Going Outdoors?

Discussion in 'Raising Baby Chicks' started by Shawna89, Nov 28, 2011.

  1. Shawna89

    Shawna89 Chillin' With My Peeps

    Feb 3, 2011
    Stamping Ground, Ky
    At what age can I safely let my chicks live outdoors? I live in Kentucky and it will be getting cold the next few months. They're puffballs right now so I know not anytime soon! 2 months or 3 maybe? I have read that they can go outside when they get their feathers, but I lost a whole group of little ones when the temp dropped, so I think they might have froze? I just hate to keep them indoors for so long and I dont want them outside if I have to keep a heatlamp going in the pen.
  2. AlienChick

    AlienChick Chillin' With My Peeps

    Apr 9, 2010
    Glasgow, KY
    They should be fine at 6 weeks old as long as they're protected from drafts.
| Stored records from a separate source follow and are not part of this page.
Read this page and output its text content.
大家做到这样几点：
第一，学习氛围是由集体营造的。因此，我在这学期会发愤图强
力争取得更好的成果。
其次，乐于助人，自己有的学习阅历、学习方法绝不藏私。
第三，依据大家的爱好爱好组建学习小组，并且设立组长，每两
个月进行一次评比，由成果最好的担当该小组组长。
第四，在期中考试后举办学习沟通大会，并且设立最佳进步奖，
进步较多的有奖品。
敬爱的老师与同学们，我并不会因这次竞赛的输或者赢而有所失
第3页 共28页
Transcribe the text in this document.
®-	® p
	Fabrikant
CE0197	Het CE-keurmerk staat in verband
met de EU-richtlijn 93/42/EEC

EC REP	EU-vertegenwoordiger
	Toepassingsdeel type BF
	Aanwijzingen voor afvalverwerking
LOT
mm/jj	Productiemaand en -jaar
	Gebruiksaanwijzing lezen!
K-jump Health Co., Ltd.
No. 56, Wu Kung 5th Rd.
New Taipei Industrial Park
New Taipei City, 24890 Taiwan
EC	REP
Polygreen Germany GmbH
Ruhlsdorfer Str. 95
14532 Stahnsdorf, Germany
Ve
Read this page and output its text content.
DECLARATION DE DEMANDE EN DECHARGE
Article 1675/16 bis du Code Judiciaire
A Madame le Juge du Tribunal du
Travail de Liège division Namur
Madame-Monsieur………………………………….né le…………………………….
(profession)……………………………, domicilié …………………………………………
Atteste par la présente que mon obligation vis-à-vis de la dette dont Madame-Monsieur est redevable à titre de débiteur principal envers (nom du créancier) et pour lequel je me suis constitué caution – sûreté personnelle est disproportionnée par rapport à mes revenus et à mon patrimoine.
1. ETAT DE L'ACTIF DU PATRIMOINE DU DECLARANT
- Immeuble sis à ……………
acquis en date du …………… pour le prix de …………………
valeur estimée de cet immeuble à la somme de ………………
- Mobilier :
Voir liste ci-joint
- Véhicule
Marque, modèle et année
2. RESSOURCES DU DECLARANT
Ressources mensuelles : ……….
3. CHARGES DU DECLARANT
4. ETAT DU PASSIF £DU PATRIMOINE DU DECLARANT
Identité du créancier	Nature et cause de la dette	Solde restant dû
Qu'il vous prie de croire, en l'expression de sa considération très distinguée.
    I have some 7 week olds now that have been outside for the past 3 weeks and are doing fine.
    They free range with the adults (although they don't wander much out of the pole barn where they have their little coop).
    I live in Kentucky, too, and it's getting cold. I was standing outside watching all the chicks and they don't seem bothered by the change in weather AT ALL.

  3. Shawna89

    Shawna89 Chillin' With My Peeps

    Feb 3, 2011
    Stamping Ground, Ky
    Great and Thanks so much! [​IMG]
  4. SteveBaz

    SteveBaz Chillin' With My Peeps

    Aug 6, 2011
    Pacific North West
    Yep the first weeks 85* degrees
    2nd week 80
    3rd week 75 and drop 5* each week until week 7 and at the 5th week let them out during the day to build a good down feather base with the colder weather arriving and at 2 months they should be ready to handle almost any weather without draft. Make sure the coop has a place to get out of the any real wind and the brooder plug any windy cracks. There must be good ventilation in the gables ends and or under the eaves open sections covered by hardware cloth. This will allow the urine and ammonia odors to flow high and out the sleeper. My practice is to open up the side sleeper door in my sleeper and drop the egg door to allow the sleeper box to vent and air out during the day while they are in the coop and run. Great luck to you. 2 month old kids are very strong. Keep vitamin drops in the water and medicated chick feed up until they are juveniles between 18 to 24 weeks when the eggs begin to appear and then add layer feed and calcium by putting down some grit with oyster shells and crushed egg shells that will make the egg shells very hard but it gives them them back the calcium replacement that they lose to produce the eggs in the first place.
  5. Ridgerunner

    Ridgerunner True BYC Addict

    Feb 2, 2009
    Northwest Arkansas
    I'm about the same climate as you probably. It's been below freezing a few times here.

    The simple answer is that most breeds are fully feathered out around five weeks and should be OK after that. But I think it is a little more complicated than that.

    First of all, they need to be out of drafts. Wind chill can get them if a breeze is blowing on them, so the coop needs to be draft free where they are sleeping. Some might start roosting around that age, but most will sleep huddled together on the floor. They are not necessarily huddling because they are cold. They feel safer if they are huddled together. They'll do that in the middle of summer too.

    But the flip side to that is that it helps when it is cold if there are enough of them to keep each other warm when they huddle. I can't give you a definite answer of how many you need. It varies because of conditions. But it is better to have a dozen as opposed to one or two.

    I think another part of it is that they need to be acclimatized. It can be rough going from a 75 degree constant environment to a 20 degree environment. I get cold that way myself, even if I am dressed for it. I get around that by keeping my brooder in the coop, keeping one area "warm", but allowing the rest of the brooder to cool off to ambient. They seek their own comfort zone and, for a large part of their day, they spend their time in the cooler areas. So when I take the heat away, they are used to the cold. Earlier this year, I had a group of 14 chicks 5-1/2 weeks old spend the night in a draft-free grow-out coop when the temperature hit the mid-20's. I was a lot more worried about it than they were.

    I suggest you try to find a way to expose them to colder temperatures during the day for a while before you just throw them out into subfreezing temperatures. I can't tell you exactly how to do it, but maybe put them in the coop during the day for three or four days but bring them back in at night. Then hope to get a few relatively warm nights when you first leave them out.

    It is a little bit rougher this time of year, but it can be done. Good luck!!!
  6. Shawna89

    Shawna89 Chillin' With My Peeps

    Feb 3, 2011
    Stamping Ground, Ky
    I could put them out during the day and back up at night, they're brooder can go outside so they can stay there. Maybe the days wont be too awful cold!